Vathek

Literary significance and criticism

Lord Byron cited Vathek as a source for his poem The Giaour. In Childe Harold's Pilgrimage, Byron also calls Vathek "England's wealthiest son". Other Romantic poets wrote works with a Middle Eastern setting inspired by Vathek, including Robert Southey's Thalaba the Destroyer (1801) and Thomas Moore's Lalla-Rookh (1817).[8] John Keats's vision of the Underworld in Endymion (1818) is indebted to the novel.[9]

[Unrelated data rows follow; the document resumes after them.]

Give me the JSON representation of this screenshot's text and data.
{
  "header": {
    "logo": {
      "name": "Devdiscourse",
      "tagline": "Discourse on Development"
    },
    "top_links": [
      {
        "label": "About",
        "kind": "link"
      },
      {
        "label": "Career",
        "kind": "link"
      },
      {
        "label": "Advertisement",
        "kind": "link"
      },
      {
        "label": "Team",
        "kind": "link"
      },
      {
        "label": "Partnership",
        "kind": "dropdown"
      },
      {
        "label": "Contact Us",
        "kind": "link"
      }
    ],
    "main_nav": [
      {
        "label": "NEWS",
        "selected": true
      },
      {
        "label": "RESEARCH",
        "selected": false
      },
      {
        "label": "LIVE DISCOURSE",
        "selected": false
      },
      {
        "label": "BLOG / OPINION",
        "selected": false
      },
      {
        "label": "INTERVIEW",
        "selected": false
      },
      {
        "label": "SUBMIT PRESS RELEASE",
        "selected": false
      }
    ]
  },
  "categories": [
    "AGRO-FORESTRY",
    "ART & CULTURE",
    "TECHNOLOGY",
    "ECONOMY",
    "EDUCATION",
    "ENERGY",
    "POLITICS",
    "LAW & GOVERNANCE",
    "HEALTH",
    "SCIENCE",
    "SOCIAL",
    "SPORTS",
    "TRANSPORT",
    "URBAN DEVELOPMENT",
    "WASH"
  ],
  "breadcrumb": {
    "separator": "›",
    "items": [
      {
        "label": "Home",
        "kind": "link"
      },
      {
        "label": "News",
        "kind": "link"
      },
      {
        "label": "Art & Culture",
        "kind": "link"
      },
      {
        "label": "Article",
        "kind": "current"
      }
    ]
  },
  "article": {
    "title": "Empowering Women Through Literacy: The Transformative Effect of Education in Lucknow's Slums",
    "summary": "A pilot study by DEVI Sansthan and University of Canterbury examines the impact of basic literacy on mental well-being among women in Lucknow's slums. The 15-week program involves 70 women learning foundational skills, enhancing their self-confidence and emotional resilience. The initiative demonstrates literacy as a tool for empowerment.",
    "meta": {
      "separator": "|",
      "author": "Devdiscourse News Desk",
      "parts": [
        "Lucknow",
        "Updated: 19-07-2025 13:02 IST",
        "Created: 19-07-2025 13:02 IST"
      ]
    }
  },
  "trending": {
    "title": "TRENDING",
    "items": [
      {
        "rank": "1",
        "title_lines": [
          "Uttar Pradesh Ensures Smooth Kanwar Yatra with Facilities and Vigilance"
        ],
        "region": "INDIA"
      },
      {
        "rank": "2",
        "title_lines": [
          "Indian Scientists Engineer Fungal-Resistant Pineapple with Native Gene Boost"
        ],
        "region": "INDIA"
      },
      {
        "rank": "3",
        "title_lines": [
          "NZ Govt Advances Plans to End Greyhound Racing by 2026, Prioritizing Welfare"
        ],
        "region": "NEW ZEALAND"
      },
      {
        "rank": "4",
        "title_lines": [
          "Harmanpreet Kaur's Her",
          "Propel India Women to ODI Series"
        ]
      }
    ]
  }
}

Edgar Allan Poe mentions the infernal terrace seen by Vathek in "Landor's Cottage". Stéphane Mallarmé, who translated Poe's poems into French, inspired by this reference in "Landor's Cottage," had Vathek reprinted in its original French, for which edition he also supplied a preface.[10] In his book English Prose Style, Herbert Read cited Vathek as "one of the best fantasies in the language".[11]

H. P. Lovecraft also cited Vathek as the inspiration for his unfinished novel Azathoth.[12] Vathek is also believed to have been a model for Lovecraft's completed novel The Dream-Quest of Unknown Kadath.[13]

American fantasy author Clark Ashton Smith greatly admired Vathek. Smith later wrote "The Third Episode of Vathek", the completion of a fragment by Beckford that was entitled "The Story of the Princess Zulkaïs and the Prince Kalilah". "The Third Episode of Vathek" was published in R. H. Barlow's fanzine Leaves in 1937, and later in Smith's 1960 collection The Abominations of Yondo.[14]

Vathek has been well received by historians of the fantasy genre; Les Daniels stated Vathek was "a unique and delightful book". Daniels argued Vathek had little in common with the other "Gothic" novels; "Beckford's luxuriant imagery and sly humour create a mood totally antithetical to that suggested by the grey castles and black deeds of medieval Europe".[15] Franz Rottensteiner calls the novel "a marvellous story, the creation of an erratic but powerful imagination, which brilliantly evokes the mystery and wonder associated with the Orient"[16] and Brian Stableford has praised the work as the "classic novel Vathek—a feverish and gleefully perverse decadent/Arabian fantasy".[17]